I Chronicles 13

En David hield raad met de oversten der duizenden en der honderden, en met alle vorsten.
大卫与千夫长、百夫长,就是一切首领商议。
En David zeide tot de ganse gemeente van Israël: Indien het ulieden goeddunkt, en van den HEERE, onzen God, te zijn, laat ons ons uitbreiden, laat ons zenden aan onze overige broeders, in alle landen van Israël, en de priesters en Levieten, die met hen zijn in de steden, met haar voorsteden, opdat zij tot ons vergaderd worden.
大卫对以色列全会众说:「你们若以为美,见这事是出于耶和华─我们的 神,我们就差遣人走遍以色列地,见我们未来的弟兄,又见住在有郊野之城的祭司利未人,使他们都到这里来聚集。
En laat ons de ark onzes Gods tot ons wederhalen, want wij hebben ze in de dagen van Saul niet gezocht.
我们要把 神的约柜运到我们这里来;因为在扫罗年间,我们没有在约柜前求问 神。」
Toen zeide de ganse gemeente, dat men alzo doen zou; want die zaak was recht in de ogen des gansen volks.
全会众都说可以如此行;这事在众民眼中都看为好。
David dan vergaderde gans Israël van het Egyptische Sichor af, tot daar men komt te Hamath, om de ark Gods te brengen van Kirjath-jearim.
于是,大卫将以色列人从埃及的西曷河直到哈马口都招聚了来,要从基列‧耶琳将 神的约柜运来。
Toen toog David op met het ganse Israël naar Baäla, dat is, Kirjath-jearim, hetwelk in Juda is, dat hij van daar ophaalde de ark Gods, des HEEREN, Die tussen de cherubim woont, waar de Naam wordt aangeroepen.
大卫率领以色列众人上到巴拉,就是属犹大的基列‧耶琳,要从那里将约柜运来。这约柜就是坐在二基路伯上耶和华 神留名的约柜。
En zij voerden de ark Gods op een nieuwen wagen uit het huis van Abinadab. Uza nu en Ahio leidden den wagen.
他们将 神的约柜从亚比拿达的家里抬出来,放在新车上。乌撒和亚希约赶车。
En David en gans Israël speelden voor het aangezicht Gods met alle macht, zo met liederen, als met harpen, en met luiten, en met trommelen, en met cimbalen, en met trompetten.

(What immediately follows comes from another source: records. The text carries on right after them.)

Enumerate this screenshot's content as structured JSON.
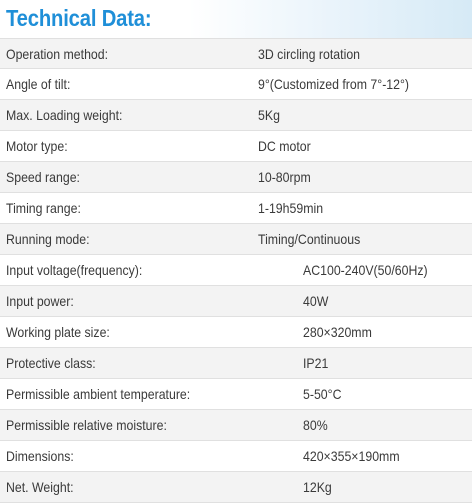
{
  "title": "Technical Data:",
  "rows": [
    {
      "label": "Operation method:",
      "value": "3D circling rotation"
    },
    {
      "label": "Angle of tilt:",
      "value": "9°(Customized from 7°-12°)"
    },
    {
      "label": "Max. Loading weight:",
      "value": "5Kg"
    },
    {
      "label": "Motor type:",
      "value": "DC motor"
    },
    {
      "label": "Speed range:",
      "value": "10-80rpm"
    },
    {
      "label": "Timing range:",
      "value": "1-19h59min"
    },
    {
      "label": "Running mode:",
      "value": "Timing/Continuous"
    },
    {
      "label": "Input voltage(frequency):",
      "value": "AC100-240V(50/60Hz)"
    },
    {
      "label": "Input power:",
      "value": "40W"
    },
    {
      "label": "Working plate size:",
      "value": "280×320mm"
    },
    {
      "label": "Protective class:",
      "value": "IP21"
    },
    {
      "label": "Permissible ambient temperature:",
      "value": "5-50°C"
    },
    {
      "label": "Permissible relative moisture:",
      "value": "80%"
    },
    {
      "label": "Dimensions:",
      "value": "420×355×190mm"
    },
    {
      "label": "Net. Weight:",
      "value": "12Kg"
    }
  ]
}
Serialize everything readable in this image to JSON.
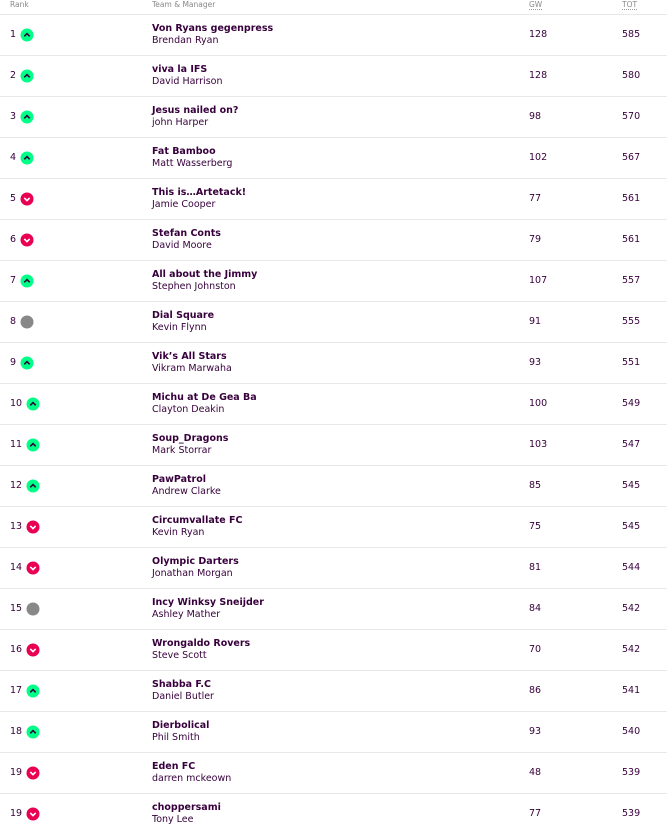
{
  "table": {
    "columns": [
      "Rank",
      "Team & Manager",
      "GW",
      "TOT"
    ],
    "rows": [
      {
        "rank": 1,
        "movement": "up",
        "team": "Von Ryans gegenpress",
        "manager": "Brendan Ryan",
        "gw": 128,
        "tot": 585
      },
      {
        "rank": 2,
        "movement": "up",
        "team": "viva la IFS",
        "manager": "David Harrison",
        "gw": 128,
        "tot": 580
      },
      {
        "rank": 3,
        "movement": "up",
        "team": "Jesus nailed on?",
        "manager": "john Harper",
        "gw": 98,
        "tot": 570
      },
      {
        "rank": 4,
        "movement": "up",
        "team": "Fat Bamboo",
        "manager": "Matt Wasserberg",
        "gw": 102,
        "tot": 567
      },
      {
        "rank": 5,
        "movement": "down",
        "team": "This is…Artetack!",
        "manager": "Jamie Cooper",
        "gw": 77,
        "tot": 561
      },
      {
        "rank": 6,
        "movement": "down",
        "team": "Stefan Conts",
        "manager": "David Moore",
        "gw": 79,
        "tot": 561
      },
      {
        "rank": 7,
        "movement": "up",
        "team": "All about the Jimmy",
        "manager": "Stephen Johnston",
        "gw": 107,
        "tot": 557
      },
      {
        "rank": 8,
        "movement": "same",
        "team": "Dial Square",
        "manager": "Kevin Flynn",
        "gw": 91,
        "tot": 555
      },
      {
        "rank": 9,
        "movement": "up",
        "team": "Vik’s All Stars",
        "manager": "Vikram Marwaha",
        "gw": 93,
        "tot": 551
      },
      {
        "rank": 10,
        "movement": "up",
        "team": "Michu at De Gea Ba",
        "manager": "Clayton Deakin",
        "gw": 100,
        "tot": 549
      },
      {
        "rank": 11,
        "movement": "up",
        "team": "Soup_Dragons",
        "manager": "Mark Storrar",
        "gw": 103,
        "tot": 547
      },
      {
        "rank": 12,
        "movement": "up",
        "team": "PawPatrol",
        "manager": "Andrew Clarke",
        "gw": 85,
        "tot": 545
      },
      {
        "rank": 13,
        "movement": "down",
        "team": "Circumvallate FC",
        "manager": "Kevin Ryan",
        "gw": 75,
        "tot": 545
      },
      {
        "rank": 14,
        "movement": "down",
        "team": "Olympic Darters",
        "manager": "Jonathan Morgan",
        "gw": 81,
        "tot": 544
      },
      {
        "rank": 15,
        "movement": "same",
        "team": "Incy Winksy Sneijder",
        "manager": "Ashley Mather",
        "gw": 84,
        "tot": 542
      },
      {
        "rank": 16,
        "movement": "down",
        "team": "Wrongaldo Rovers",
        "manager": "Steve Scott",
        "gw": 70,
        "tot": 542
      },
      {
        "rank": 17,
        "movement": "up",
        "team": "Shabba F.C",
        "manager": "Daniel Butler",
        "gw": 86,
        "tot": 541
      },
      {
        "rank": 18,
        "movement": "up",
        "team": "Dierbolical",
        "manager": "Phil Smith",
        "gw": 93,
        "tot": 540
      },
      {
        "rank": 19,
        "movement": "down",
        "team": "Eden FC",
        "manager": "darren mckeown",
        "gw": 48,
        "tot": 539
      },
      {
        "rank": 19,
        "movement": "down",
        "team": "choppersami",
        "manager": "Tony Lee",
        "gw": 77,
        "tot": 539
      }
    ]
  }
}
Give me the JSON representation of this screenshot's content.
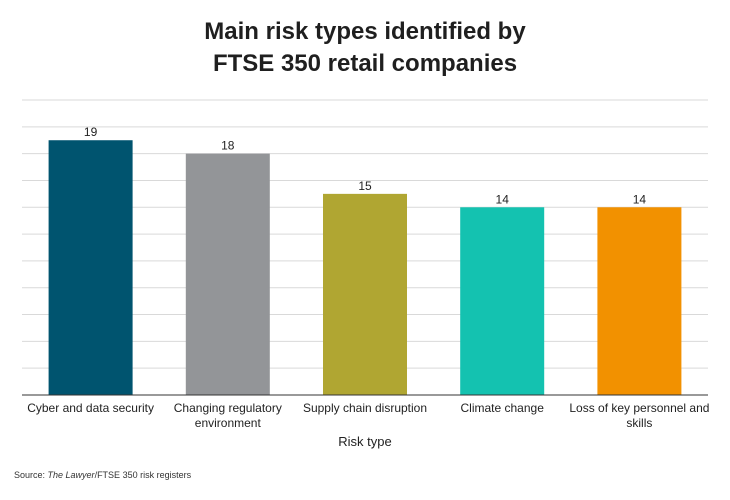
{
  "chart_data": {
    "type": "bar",
    "title_lines": [
      "Main risk types identified by",
      "FTSE 350 retail companies"
    ],
    "categories": [
      [
        "Cyber and data security"
      ],
      [
        "Changing regulatory",
        "environment"
      ],
      [
        "Supply chain disruption"
      ],
      [
        "Climate change"
      ],
      [
        "Loss of key personnel and",
        "skills"
      ]
    ],
    "values": [
      19,
      18,
      15,
      14,
      14
    ],
    "colors": [
      "#00546f",
      "#939598",
      "#b0a632",
      "#14c2b0",
      "#f29100"
    ],
    "xlabel": "Risk type",
    "ylim": [
      0,
      22
    ],
    "grid": true,
    "grid_step": 2
  },
  "source": {
    "prefix": "Source: ",
    "publication": "The Lawyer",
    "suffix": "/FTSE 350 risk registers"
  }
}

大卫和以色列众人在 神前用琴、瑟、锣、鼓、号作乐,极力跳舞歌唱。
Toen zij aan den dorsvloer van Chidon gekomen waren, zo strekte Uza zijn hand uit, om de ark te houden, want de runderen struikelden.
到了基顿【撒下六章六节作拿艮】的禾场;因为牛失前蹄【或作惊跳】,乌撒就伸手扶住约柜。
Toen ontstak de toorn des HEEREN over Uza, en Hij sloeg hem, omdat hij zijn hand had uitgestrekt aan de ark; en hij stierf aldaar voor het aangezicht Gods.
耶和华向他发怒,因他伸手扶住约柜击杀他,他就死在 神面前。
En David ontstak, dat de HEERE een scheur gescheurd had aan Uza; daarom noemde hij diezelve plaats Perez-uza, tot op dezen dag.
大卫因耶和华击杀【原文作闯杀】乌撒,心里愁烦,就称那地方为毗列斯‧乌撒,直到今日。
En David vreesde den HEERE te dien dage, zeggende: Hoe zal ik de ark Gods tot mij brengen?
那日,大卫惧怕 神,说:「 神的约柜怎可运到我这里来?」
Daarom liet David de ark niet tot zich brengen in de stad Davids, maar deed ze afwijken in het huis van Obed-edom, den Gethiet.
于是大卫不将约柜运进大卫的城,却运到迦特人俄别以东的家中。
Alzo bleef de ark Gods bij het huisgezin van Obed-edom, in zijn huis, drie maanden; en de HEERE zegende het huis van Obed-edom, en alles, wat hij had.
 神的约柜在俄别以东家中三个月,耶和华赐福给俄别以东的家和他一切所有的。